In my experience, a security architect must first and foremost be a software and system architect, conversant in software and system structures and structuring, in architecture theory and practice. Understanding security without the requisite architecture and design skills means that the practitioner cannot integrate their knowledge properly into a structure and design as it evolves.
How does one gain the requisite knowledge?
Like many skill-sets that require analytic skills, it is experience, lots of practice, and indeed, learning from multiple mistakes that are excellent teachers. Learning takes time and concerted effort. Only the preternaturally gifted will attend a single secure design class and then emerge fully formed, ready and able to confront an organization’s secure design challenges. The rest of us must stumble along attempting to apply what we’ve learned, gathering scars from the inevitable errors along the way.
However, there is an emerging set of knowledge, some of which might help to shorten the learning process.

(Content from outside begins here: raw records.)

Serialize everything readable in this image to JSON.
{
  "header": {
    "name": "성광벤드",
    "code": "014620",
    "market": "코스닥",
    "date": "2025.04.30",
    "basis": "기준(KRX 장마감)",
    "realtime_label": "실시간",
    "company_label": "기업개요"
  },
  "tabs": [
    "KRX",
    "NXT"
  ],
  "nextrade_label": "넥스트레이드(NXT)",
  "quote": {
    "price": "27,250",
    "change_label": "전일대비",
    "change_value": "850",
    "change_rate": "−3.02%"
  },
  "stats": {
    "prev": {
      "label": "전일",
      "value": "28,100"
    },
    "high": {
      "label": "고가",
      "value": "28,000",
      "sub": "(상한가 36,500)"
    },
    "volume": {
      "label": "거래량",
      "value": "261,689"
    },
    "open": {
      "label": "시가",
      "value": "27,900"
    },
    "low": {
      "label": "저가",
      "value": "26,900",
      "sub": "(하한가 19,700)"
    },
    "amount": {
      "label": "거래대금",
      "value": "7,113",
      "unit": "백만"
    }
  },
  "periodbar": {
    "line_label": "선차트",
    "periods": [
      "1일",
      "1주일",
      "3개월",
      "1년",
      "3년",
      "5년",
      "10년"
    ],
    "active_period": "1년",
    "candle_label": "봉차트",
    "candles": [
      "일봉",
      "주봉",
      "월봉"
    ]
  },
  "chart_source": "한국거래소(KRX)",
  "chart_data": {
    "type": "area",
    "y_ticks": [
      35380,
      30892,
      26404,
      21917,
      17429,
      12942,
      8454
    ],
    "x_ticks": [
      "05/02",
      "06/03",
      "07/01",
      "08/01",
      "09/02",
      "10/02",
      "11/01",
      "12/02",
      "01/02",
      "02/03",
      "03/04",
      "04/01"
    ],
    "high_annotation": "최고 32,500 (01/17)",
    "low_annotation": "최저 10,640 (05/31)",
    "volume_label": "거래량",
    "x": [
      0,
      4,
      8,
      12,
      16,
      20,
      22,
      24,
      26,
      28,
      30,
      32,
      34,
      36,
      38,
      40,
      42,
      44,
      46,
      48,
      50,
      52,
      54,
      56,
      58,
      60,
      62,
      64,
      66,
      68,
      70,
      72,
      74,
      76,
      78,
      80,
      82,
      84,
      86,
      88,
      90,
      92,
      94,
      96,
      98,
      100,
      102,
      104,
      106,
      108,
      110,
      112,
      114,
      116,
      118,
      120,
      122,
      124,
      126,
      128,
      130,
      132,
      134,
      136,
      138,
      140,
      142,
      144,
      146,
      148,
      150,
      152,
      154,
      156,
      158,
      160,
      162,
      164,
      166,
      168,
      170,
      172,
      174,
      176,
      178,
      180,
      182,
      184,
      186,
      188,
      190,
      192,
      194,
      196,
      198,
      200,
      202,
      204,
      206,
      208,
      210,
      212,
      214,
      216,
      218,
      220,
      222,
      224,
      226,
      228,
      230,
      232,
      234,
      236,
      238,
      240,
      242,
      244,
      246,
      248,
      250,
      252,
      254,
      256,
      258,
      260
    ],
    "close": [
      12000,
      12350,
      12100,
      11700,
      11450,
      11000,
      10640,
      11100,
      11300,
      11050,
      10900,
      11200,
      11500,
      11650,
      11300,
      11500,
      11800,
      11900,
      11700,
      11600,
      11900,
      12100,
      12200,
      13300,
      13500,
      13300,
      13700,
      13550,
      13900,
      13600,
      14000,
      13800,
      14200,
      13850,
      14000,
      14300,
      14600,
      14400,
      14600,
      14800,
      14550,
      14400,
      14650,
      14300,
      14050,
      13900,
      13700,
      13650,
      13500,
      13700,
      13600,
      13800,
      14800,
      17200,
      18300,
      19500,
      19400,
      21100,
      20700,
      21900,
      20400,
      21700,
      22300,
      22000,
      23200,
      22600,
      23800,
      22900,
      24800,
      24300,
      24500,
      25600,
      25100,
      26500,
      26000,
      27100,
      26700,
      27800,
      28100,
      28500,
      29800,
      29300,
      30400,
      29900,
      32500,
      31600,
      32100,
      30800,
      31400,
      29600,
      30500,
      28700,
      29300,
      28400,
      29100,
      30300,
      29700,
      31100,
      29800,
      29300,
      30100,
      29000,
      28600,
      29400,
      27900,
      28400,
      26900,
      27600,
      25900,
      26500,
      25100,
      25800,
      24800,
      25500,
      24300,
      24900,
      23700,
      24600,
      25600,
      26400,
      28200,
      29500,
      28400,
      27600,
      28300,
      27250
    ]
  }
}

As a follow-up to my post that pointed out the continuing importance of secure design, I’d like to offer the following collection of resources as pointers that may help to build secure design skills. These have all been made publicly available for your use. Hopefully one or more the following will help you build or improve your secure design skills and/or programme?
Resources:
Threat modeling:
Avoiding the Top 10 Software Security Design Flaws
https://safecode.org/wp-content/uploads/2017/05/SAFECode_TM_Whitepaper.pdf
https://www.owasp.org/index.php/Application_Threat_Modeling
https://owasp.org/www-pdf-archive/AppSecEU2012_PASTA.pdf
Risk evaluation:
Prioritizing Information Security Risks
Just Good Enough Risk Rating (JGERR): http://brookschoenfield.com/?page_id=271
https://owasp.org/www-community/Threat_Modeling
FAIR standard: http://pubs.opengroup.org/onlinepubs/9699919899/toc.pdf
Attack methods study:
https://mitre.github.io/attack-navigator/mobile/
I hope that this list will be of some use.